Context: Health promotion (HP) and clinical risk management (CRM) topics are seldom discussed during medical school lessons. Peer-assisted learning (PAL) has long occurred informally in medical education, and interest in this method has recently grown, as it is considered a valuable technique for both tutors and tutees.
Aims: The aim was to evaluate the impact of HP and CRM PAL intervention on medical students' (tutees) knowledge level.
Settings and design: A PAL intervention has been implemented at Udine University medical school during 2017. It was composed of lectures and practical activities conducted by ten near-peer tutors.
Methods: The effectiveness has been evaluated by giving tutees: (1) a knowledge multiple-choice questionnaire, before and after the intervention; (2) a satisfaction questionnaire; and evaluating (3) tutees' group assignments.
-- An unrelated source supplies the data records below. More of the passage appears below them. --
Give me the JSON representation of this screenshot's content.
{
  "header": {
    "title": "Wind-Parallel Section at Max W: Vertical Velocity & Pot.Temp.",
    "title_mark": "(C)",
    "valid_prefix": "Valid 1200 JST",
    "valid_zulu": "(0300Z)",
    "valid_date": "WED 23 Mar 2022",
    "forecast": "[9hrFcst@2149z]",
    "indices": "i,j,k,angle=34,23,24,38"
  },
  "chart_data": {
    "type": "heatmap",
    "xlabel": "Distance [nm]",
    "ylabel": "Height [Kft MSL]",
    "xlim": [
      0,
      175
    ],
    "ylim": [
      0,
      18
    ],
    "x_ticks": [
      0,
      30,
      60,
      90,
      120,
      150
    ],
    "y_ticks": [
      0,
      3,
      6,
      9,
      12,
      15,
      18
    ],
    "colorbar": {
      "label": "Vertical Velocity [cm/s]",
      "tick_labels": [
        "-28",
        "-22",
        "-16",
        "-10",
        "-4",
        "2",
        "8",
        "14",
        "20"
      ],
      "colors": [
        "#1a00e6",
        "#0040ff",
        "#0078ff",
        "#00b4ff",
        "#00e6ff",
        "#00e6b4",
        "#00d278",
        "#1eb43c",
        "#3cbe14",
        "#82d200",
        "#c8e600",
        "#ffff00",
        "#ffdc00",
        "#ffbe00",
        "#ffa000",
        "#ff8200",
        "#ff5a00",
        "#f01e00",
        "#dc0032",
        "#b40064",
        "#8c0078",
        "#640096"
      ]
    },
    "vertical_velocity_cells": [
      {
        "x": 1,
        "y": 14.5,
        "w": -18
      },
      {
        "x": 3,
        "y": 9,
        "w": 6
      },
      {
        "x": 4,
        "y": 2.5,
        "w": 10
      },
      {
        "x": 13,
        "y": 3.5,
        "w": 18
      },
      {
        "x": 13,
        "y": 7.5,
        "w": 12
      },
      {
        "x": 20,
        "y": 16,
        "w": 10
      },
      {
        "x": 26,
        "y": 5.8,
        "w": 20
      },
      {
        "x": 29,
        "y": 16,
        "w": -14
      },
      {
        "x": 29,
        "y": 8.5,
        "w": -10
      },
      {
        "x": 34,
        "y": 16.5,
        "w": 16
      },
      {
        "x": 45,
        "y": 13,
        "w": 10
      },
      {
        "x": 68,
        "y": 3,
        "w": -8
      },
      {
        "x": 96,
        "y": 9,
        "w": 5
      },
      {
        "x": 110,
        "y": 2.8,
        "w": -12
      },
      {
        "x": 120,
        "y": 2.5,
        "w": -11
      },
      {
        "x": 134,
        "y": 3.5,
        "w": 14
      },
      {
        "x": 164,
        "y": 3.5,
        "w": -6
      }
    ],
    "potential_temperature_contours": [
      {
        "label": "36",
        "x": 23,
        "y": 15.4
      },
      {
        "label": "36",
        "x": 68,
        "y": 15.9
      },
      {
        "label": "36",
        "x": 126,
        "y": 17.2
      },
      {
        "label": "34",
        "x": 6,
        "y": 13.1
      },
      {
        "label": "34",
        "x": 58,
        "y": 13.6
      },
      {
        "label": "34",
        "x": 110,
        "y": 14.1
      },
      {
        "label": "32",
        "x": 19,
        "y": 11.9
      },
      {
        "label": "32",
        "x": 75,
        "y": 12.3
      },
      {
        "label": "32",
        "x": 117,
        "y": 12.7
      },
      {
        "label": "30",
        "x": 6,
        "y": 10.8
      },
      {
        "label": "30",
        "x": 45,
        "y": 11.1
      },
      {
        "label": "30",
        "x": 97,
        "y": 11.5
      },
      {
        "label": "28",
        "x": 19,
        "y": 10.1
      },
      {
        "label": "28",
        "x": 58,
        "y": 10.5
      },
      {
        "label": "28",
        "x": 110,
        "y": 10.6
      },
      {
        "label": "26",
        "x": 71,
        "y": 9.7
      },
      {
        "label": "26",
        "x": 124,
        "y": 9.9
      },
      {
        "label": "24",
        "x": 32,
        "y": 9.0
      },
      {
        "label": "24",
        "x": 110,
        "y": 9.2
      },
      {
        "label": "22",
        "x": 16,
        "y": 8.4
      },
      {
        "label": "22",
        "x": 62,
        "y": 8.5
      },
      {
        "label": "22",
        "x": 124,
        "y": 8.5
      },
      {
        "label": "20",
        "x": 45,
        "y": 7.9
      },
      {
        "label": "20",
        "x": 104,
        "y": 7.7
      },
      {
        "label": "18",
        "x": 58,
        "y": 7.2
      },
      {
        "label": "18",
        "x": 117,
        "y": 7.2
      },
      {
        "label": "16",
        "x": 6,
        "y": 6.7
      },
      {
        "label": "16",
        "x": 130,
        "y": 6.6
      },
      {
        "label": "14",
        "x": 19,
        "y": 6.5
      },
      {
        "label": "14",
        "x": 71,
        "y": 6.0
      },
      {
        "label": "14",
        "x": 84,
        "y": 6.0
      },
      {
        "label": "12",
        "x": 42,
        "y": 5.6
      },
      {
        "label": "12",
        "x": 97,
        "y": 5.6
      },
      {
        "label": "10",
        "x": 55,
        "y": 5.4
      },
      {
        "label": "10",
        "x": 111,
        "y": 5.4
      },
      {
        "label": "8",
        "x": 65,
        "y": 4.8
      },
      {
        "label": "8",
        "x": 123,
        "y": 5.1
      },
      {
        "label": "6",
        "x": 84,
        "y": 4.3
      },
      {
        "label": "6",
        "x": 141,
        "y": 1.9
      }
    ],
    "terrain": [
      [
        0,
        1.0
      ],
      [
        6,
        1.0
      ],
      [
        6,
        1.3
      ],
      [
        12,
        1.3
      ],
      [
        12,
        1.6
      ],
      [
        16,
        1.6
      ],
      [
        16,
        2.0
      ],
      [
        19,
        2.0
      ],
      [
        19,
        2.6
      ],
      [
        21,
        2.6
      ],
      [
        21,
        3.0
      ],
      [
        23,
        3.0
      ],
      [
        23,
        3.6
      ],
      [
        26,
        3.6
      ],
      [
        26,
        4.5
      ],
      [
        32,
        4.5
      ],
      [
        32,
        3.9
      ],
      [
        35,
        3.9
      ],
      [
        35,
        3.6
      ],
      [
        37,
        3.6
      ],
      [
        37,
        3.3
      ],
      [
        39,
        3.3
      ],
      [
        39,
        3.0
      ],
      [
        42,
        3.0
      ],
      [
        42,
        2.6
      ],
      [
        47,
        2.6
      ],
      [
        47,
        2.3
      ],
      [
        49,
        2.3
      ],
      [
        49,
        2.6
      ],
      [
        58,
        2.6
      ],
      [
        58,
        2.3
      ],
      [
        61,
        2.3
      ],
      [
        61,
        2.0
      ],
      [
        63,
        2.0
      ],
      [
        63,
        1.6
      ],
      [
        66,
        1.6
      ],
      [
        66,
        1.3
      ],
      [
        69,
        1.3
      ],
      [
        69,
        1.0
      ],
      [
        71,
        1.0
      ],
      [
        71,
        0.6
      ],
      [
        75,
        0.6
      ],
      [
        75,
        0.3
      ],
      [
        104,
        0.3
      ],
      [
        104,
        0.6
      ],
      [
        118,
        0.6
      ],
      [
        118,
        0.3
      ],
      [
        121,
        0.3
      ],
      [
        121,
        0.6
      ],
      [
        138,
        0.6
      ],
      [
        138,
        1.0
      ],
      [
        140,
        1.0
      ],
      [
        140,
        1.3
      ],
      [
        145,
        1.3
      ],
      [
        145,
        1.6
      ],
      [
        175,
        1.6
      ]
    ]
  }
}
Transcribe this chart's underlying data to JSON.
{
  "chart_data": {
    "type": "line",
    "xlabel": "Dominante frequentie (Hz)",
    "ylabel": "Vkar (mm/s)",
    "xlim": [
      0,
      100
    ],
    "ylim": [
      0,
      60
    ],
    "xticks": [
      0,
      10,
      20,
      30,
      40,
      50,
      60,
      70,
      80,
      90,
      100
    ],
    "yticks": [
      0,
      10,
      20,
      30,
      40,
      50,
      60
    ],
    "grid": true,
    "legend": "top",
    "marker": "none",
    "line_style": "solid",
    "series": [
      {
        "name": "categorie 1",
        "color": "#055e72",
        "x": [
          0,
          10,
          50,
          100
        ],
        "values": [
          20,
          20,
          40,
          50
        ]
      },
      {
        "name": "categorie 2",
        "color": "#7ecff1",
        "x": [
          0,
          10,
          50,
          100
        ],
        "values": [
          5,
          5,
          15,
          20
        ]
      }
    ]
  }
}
Statistical analysis used: We performed descriptive analysis; then McNemar, Wilcoxon signed rank, Wilcoxon Mann-Whitney, and t-tests were applied.
Results: The number of students addressed by PAL intervention was 62. Difference in total correct answers among pre- and post-intervention questionnaires showed a statistically significant improvement (P < 0.0001), both when analyzing it globally and by area (HP/CRM). Students' satisfaction for CRM was greater than for HP area (P = 0.0041).
Conclusions: This educational intervention based on PAL showed its effectiveness producing a statistically significant improvement in students' knowledge. Our findings confirm that PAL could be a feasible method for HP and CRM topics.
Keywords: Education; health promotion; learning; medical students; peer group; risk management.